Un jour ma fille tu auras vingt ans, car le temps, aux jours, aura ajouté des ans. Tu seras femme, petite femme devenue grande. Toi sang de mon sang, tu partiras, avec des peurs et des sourires, avide de demain et inquiète de ce qui s’y trouve, et moi, dans ma chamade envieillie, pour ton bonheur, je devrai cacher mes larmes.

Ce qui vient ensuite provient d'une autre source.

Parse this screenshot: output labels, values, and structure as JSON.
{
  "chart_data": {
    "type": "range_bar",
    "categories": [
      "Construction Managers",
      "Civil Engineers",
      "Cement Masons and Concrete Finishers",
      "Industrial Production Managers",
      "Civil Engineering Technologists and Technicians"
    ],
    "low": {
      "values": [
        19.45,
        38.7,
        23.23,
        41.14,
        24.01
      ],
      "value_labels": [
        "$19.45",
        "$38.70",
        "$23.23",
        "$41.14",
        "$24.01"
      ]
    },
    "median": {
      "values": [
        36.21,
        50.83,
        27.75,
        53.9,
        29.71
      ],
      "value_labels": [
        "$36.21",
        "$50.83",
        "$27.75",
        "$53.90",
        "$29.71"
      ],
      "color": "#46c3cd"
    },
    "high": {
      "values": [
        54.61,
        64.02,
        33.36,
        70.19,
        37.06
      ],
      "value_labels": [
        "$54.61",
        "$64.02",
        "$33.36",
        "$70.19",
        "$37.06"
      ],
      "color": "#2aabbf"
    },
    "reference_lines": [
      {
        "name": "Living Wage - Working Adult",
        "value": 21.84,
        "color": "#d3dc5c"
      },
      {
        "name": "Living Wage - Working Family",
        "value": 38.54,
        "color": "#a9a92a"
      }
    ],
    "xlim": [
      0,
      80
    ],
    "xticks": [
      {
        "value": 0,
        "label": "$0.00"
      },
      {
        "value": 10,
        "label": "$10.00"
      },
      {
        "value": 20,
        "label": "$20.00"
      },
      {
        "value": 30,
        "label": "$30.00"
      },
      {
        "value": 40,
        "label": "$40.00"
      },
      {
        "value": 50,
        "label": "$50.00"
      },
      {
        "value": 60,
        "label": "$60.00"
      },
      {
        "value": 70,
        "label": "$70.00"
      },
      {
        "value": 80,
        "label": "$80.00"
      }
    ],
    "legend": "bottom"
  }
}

Un jour ma fille, tu ne seras plus une enfant, et ma mémoire te cherchera tout au fond de moi. Dans les souvenirs, c’est moi que je trouverai surtout, et cet inexorable défilé de nous, ce sablier de la vie. Grains, grain après grain, qui s’écoulent, et jamais ne s’agglomèrent, qui s’en vont, emportant chacun, un peu de ce que nous étions.
Un jour tu seras maman, femme pleine de vie et d’allant, dans la plénitude des aujourd’hui souriants… tu viendras me voir forte, belle, rassurante, mais inquiète, en toi, de ma vieillesse, de mes rides chaque jour plus évidentes. Tu ne diras rien et me gourmanderas de ma tristesse. Les saisons passeront, dans la succession des faits et des jours.
Un jour ma fille tu seras vieille, et moi ne serai plus, c’est en toi que tu feras vivre et revivre un peu de ton père, tandis que tes enfants déjà n’en seront plus. En ton âme solitaire alors coulera aussi la même rivière, celle qui emporte des âmes les brindilles…là-bas, là-bas.